Translating a DNA to a protein.
The file bio.erl:

-module(bio).
-export([translate/1]).

%The standard genetic code table
geneticCode()->"FFLLSSSSYY**CC*WLLLLPPPPHHQQRRRRIIIMTTTTNNKKSSRRVVVVAAAADDEEGGGG".

%convert a base to an index in the table
base2index($T)-> 0;
base2index($C)-> 1;
base2index($A)-> 2;
base2index($G)-> 3.

%convert a codon to an index, lookup the table and return the amino acid
codon2AminoAcid(A1,A2,A3) -> lists:nth(
(base2index(A1)*16 + base2index(A2)*4 + base2index(A3))+1,
geneticCode())
.

%return an empty array if the argument is an empty sequence or a sequence with less than 3 bases
translate([])->[];
translate([_])->[];
translate([_,_])->[];
%translate the 3 first bases and append the remaining translation.
translate([A1,A2,A3|REMAIN])->[codon2AminoAcid(A1,A2,A3)|translate(REMAIN)].

Invoking bio:translate:

c(bio).

bio:translate("ATGGAGAGGCAGAAACGGAAGGCGGACATCGAGAAG").
"MERQKRKADIEK"

Records

A record file defines the structure of an object. Example: the following file snp.hrl defines the 'class' snp with its default values:

-record(snp,{
name="rs",
chrom="?",
chromStart=0,
chromEnd=0,
avHet= -1
}).

We can now use this class in an erlang shell:

%load the structure of a SNP
rr("snp.hrl").
[snp]
%create an empty instance of a snp
EMPTY_SNP= #snp{}.
#snp{name = "rs",chrom = "?",chromStart = 0,chromEnd = 0,
avHet = -1}
%create and fill an new instance of a snp
RS84=#snp{name="rs84",chrom="chr7",chromStart=25669317,chromEnd=25669318}.
#snp{name = "rs84",chrom = "chr7",chromStart = 25669317,
chromEnd = 25669318,avHet = -1}
%re-use the content of RS84 and fill the value of 'avHet'
RS84_2=RS84#snp{avHet=0.475045}.
#snp{name = "rs84",chrom = "chr7",chromStart = 25669317,
chromEnd = 25669318,avHet = 0.475045}
%extract the name and the avHet for RS84_2
#snp{name=NAME_RS84,avHet=AVHET_RS84}=RS84_2.
NAME_RS84.
"rs84"
AVHET_RS84.
0.475045

That's it
Pierre

26 November 2009

Playing with Erlang (I)

I'm currently reading Joe Armstrong's "Programming Erlang". Here are a couple of notes about ERLANG.

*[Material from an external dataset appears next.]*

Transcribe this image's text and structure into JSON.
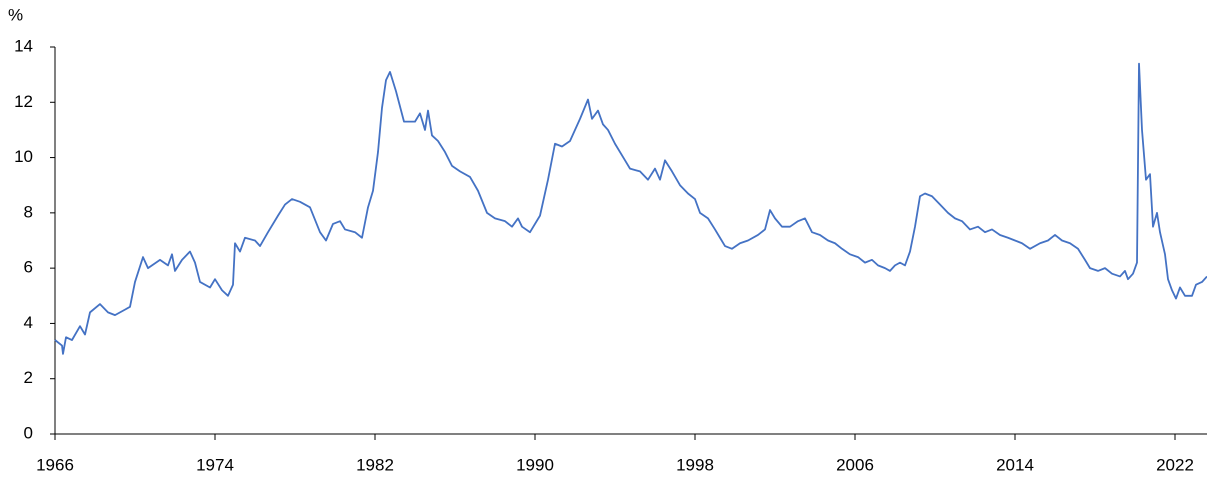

Starting and stopping the Erlang shell

:~> erl
Erlang R13B01 (erts-5.7.2) [source] [smp:2:2] [rq:2] [async-threads:0] [hipe] [kernel-poll:false]

Eshell V5.7.2 (abort with ^G)
1> halt().
:~>

Simple Math

Input:

2*(3+4).
PI=3.14159.
R=2.
SURFACE=PI*R*R.
R=3.

Output:

1> 14
2> 3.14159
3> 2
4> 12.56636
##Variables in erlang are immutable R3 cannot be changed
5> ** exception error: no match of right hand side value 3

Two structure defining a SNP and a Gene are created with a Tuple:

RS94={snp,
{chrom,chr6},
{chromStart,98339675},
{chromEnd,98339676},
{name,"rs94"},
{strand,plus},
{func,unknown},
{avHet,0}
}.
RS47={snp,
{chrom,chr7},
{chromStart,11547645},
{chromEnd,11547646},
{name,"rs47"},
{strand,minus},
{func,missence},
{avHet,0.246}
}.
NP_056019={gene,
{chrom,chr7},
{txStart,11380695},
{txEnd,11838349},
{cdsStart,11381945},
{csdEnd,11838097},
{name,"NP_056019"},
{strand,minus},
{exonCount,27}
}.

Values are extracted using '_' as a placeholder for the unwanted variables.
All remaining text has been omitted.